Vanguard class. Colonist. Sole Survivor. Paragon.
Mass Effect Legendary Edition is out tomorrow, and I’m positively giddy with excitement that I will reunite with some of my best friends in the galaxy in baby-bottom smooth HD. The primary appeal of Mass Effect (outside of its outstanding cast of characters) is that it’s a game meant to be played multiple times and multiple ways in order to see all of the narrative’s twists and turns. Though my love for the Mass Effect trilogy is as deep and vast as the galaxy itself, I make the same set of choices each time I play. Same class, same background, same romances, and not even the arrival of the Mass Effect Legendary Edition is enough to get me to change.
The choices I made and persist in making aren’t particularly controversial or deviant. My Shepard is a “good” paragon who never says or does anything unbecoming of a good soldier. (Though I will always choose the “bad” renegade interrupts that let me shoot the gas tank under the krogan during Mordin’s loyalty mission and the one that lets me push the Eclipse mercenary out of a window during Thane’s recruitment mission in ME2. They’re too fun to ignore for the sake of my paragon virtues.) My Shepard is always the Vanguard class with the colonist background and the sole survivor psychological profile. I don’t know why I’m particularly attached to these choices, although I can say with certainty that I chose the Vanguard class solely for the biotic charge ability because how could you not.
Save the Feros colony. Save the Rachni queen. Save Wrex. Leave Ashley Williams on Virmire.

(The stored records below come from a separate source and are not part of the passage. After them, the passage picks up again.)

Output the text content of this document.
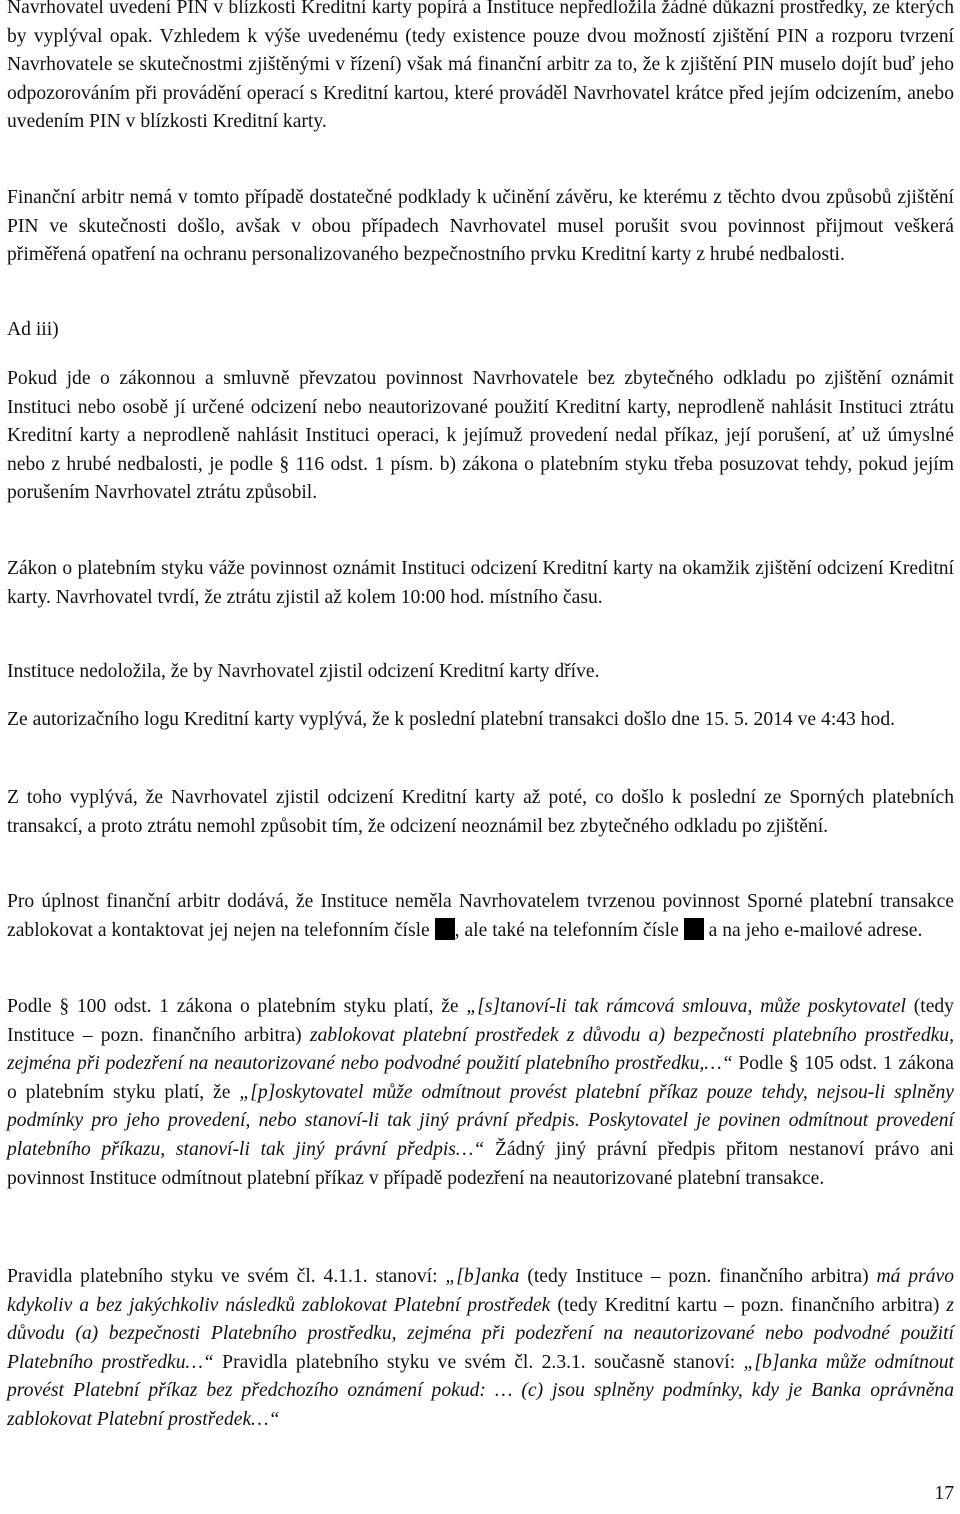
Navrhovatel uvedení PIN v blízkosti Kreditní karty popírá a Instituce nepředložila žádné důkazní prostředky, ze kterých by vyplýval opak. Vzhledem k výše uvedenému (tedy existence pouze dvou možností zjištění PIN a rozporu tvrzení Navrhovatele se skutečnostmi zjištěnými v řízení) však má finanční arbitr za to, že k zjištění PIN muselo dojít buď jeho odpozorováním při provádění operací s Kreditní kartou, které prováděl Navrhovatel krátce před jejím odcizením, anebo uvedením PIN v blízkosti Kreditní karty.

Finanční arbitr nemá v tomto případě dostatečné podklady k učinění závěru, ke kterému z těchto dvou způsobů zjištění PIN ve skutečnosti došlo, avšak v obou případech Navrhovatel musel porušit svou povinnost přijmout veškerá přiměřená opatření na ochranu personalizovaného bezpečnostního prvku Kreditní karty z hrubé nedbalosti.

Ad iii)

Pokud jde o zákonnou a smluvně převzatou povinnost Navrhovatele bez zbytečného odkladu po zjištění oznámit Instituci nebo osobě jí určené odcizení nebo neautorizované použití Kreditní karty, neprodleně nahlásit Instituci ztrátu Kreditní karty a neprodleně nahlásit Instituci operaci, k jejímuž provedení nedal příkaz, její porušení, ať už úmyslné nebo z hrubé nedbalosti, je podle § 116 odst. 1 písm. b) zákona o platebním styku třeba posuzovat tehdy, pokud jejím porušením Navrhovatel ztrátu způsobil.

Zákon o platebním styku váže povinnost oznámit Instituci odcizení Kreditní karty na okamžik zjištění odcizení Kreditní karty. Navrhovatel tvrdí, že ztrátu zjistil až kolem 10:00 hod. místního času.

Instituce nedoložila, že by Navrhovatel zjistil odcizení Kreditní karty dříve.

Ze autorizačního logu Kreditní karty vyplývá, že k poslední platební transakci došlo dne 15. 5. 2014 ve 4:43 hod.

Z toho vyplývá, že Navrhovatel zjistil odcizení Kreditní karty až poté, co došlo k poslední ze Sporných platebních transakcí, a proto ztrátu nemohl způsobit tím, že odcizení neoznámil bez zbytečného odkladu po zjištění.

Pro úplnost finanční arbitr dodává, že Instituce neměla Navrhovatelem tvrzenou povinnost Sporné platební transakce zablokovat a kontaktovat jej nejen na telefonním čísle , ale také na telefonním čísle  a na jeho e-mailové adrese.

Podle § 100 odst. 1 zákona o platebním styku platí, že „[s]tanoví-li tak rámcová smlouva, může poskytovatel (tedy Instituce – pozn. finančního arbitra) zablokovat platební prostředek z důvodu a) bezpečnosti platebního prostředku, zejména při podezření na neautorizované nebo podvodné použití platebního prostředku,…“ Podle § 105 odst. 1 zákona o platebním styku platí, že „[p]oskytovatel může odmítnout provést platební příkaz pouze tehdy, nejsou-li splněny podmínky pro jeho provedení, nebo stanoví-li tak jiný právní předpis. Poskytovatel je povinen odmítnout provedení platebního příkazu, stanoví-li tak jiný právní předpis…“ Žádný jiný právní předpis přitom nestanoví právo ani povinnost Instituce odmítnout platební příkaz v případě podezření na neautorizované platební transakce.

Pravidla platebního styku ve svém čl. 4.1.1. stanoví: „[b]anka (tedy Instituce – pozn. finančního arbitra) má právo kdykoliv a bez jakýchkoliv následků zablokovat Platební prostředek (tedy Kreditní kartu – pozn. finančního arbitra) z důvodu (a) bezpečnosti Platebního prostředku, zejména při podezření na neautorizované nebo podvodné použití Platebního prostředku…“ Pravidla platebního styku ve svém čl. 2.3.1. současně stanoví: „[b]anka může odmítnout provést Platební příkaz bez předchozího oznámení pokud: … (c) jsou splněny podmínky, kdy je Banka oprávněna zablokovat Platební prostředek…“

17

I’d like to think most of my choices were made for their practical considerations in helping me obtain the best ending. In ME2, a fully loyal crew—facilitated by a maxed-out paragon score—will (mostly) ensure they all survive the suicide mission. I also save Maelon’s data because it ensures Eve, the krogan female, survives the testing required to cure the krogan genophage. I don’t change these choices because I am a good person, and to do anything else (like refuse to cure the genophage) would condemn me to the fiery pits of hell. What kind of monster doesn’t cure the genophage?
Romance Kaiden. Save the Destiny Ascension.
There are multiple smaller choices that I could make that have no bearing on any of the games’ ending, but I still refuse to deviate from my path. I will always save Conrad Verner from his own stupidity. I buy fish for my tank in ME2 then neglect to feed them, thus ensuring they always die. (Ok, so maybe some of my choices are indeed deviant.) These choices mean nothing, they have no lasting consequences, and yet I am compelled to keep making them. I am not the least bit ashamed of it.
To be fair, I’ve tried to make different choices. I romanced Thane and added a little renegade chocolate to my paragon peanut butter. During that same deviant playthrough, I killed Samara because I found her daughter Morinth’s argument more compelling. Then, I ended up dying myself, convinced by Morinth that I could survive her sexy but deadly mind meld. (It’s Mass Effect lore, don’t ask.)
Romance Garrus. All loyal crew. Save the Collector Base. Save the Quarians and the Geth.
I didn’t enjoy the experience. Not because I didn’t like being evil. (I did) or because I thought Thane’s romance was less well written than Garrus’. (It’s not, in fact Thane’s romance is far more tragically romantic, which is personally more appealing.) It just didn’t feel like me. Mass Effect is like my morning coffee, I need it to be a certain way or my whole day is shot.
The Mass Effect series (yes, even you Andromeda) is very special to me. It’s the series I always choose as my answer for that “If you could wipe your memory of any game in order to experience it again” hypothetical question. Playing Mass Effect Legendary Edition with its shiny new upgrades and enhancements is the closest I’ll ever get to that hypothetical “mind wipe” scenario and, despite the wealth of options before me, I’m going to make my usual choices and be damn proud of them.
Cure the Genophage. Romance Garrus (again). Destroy.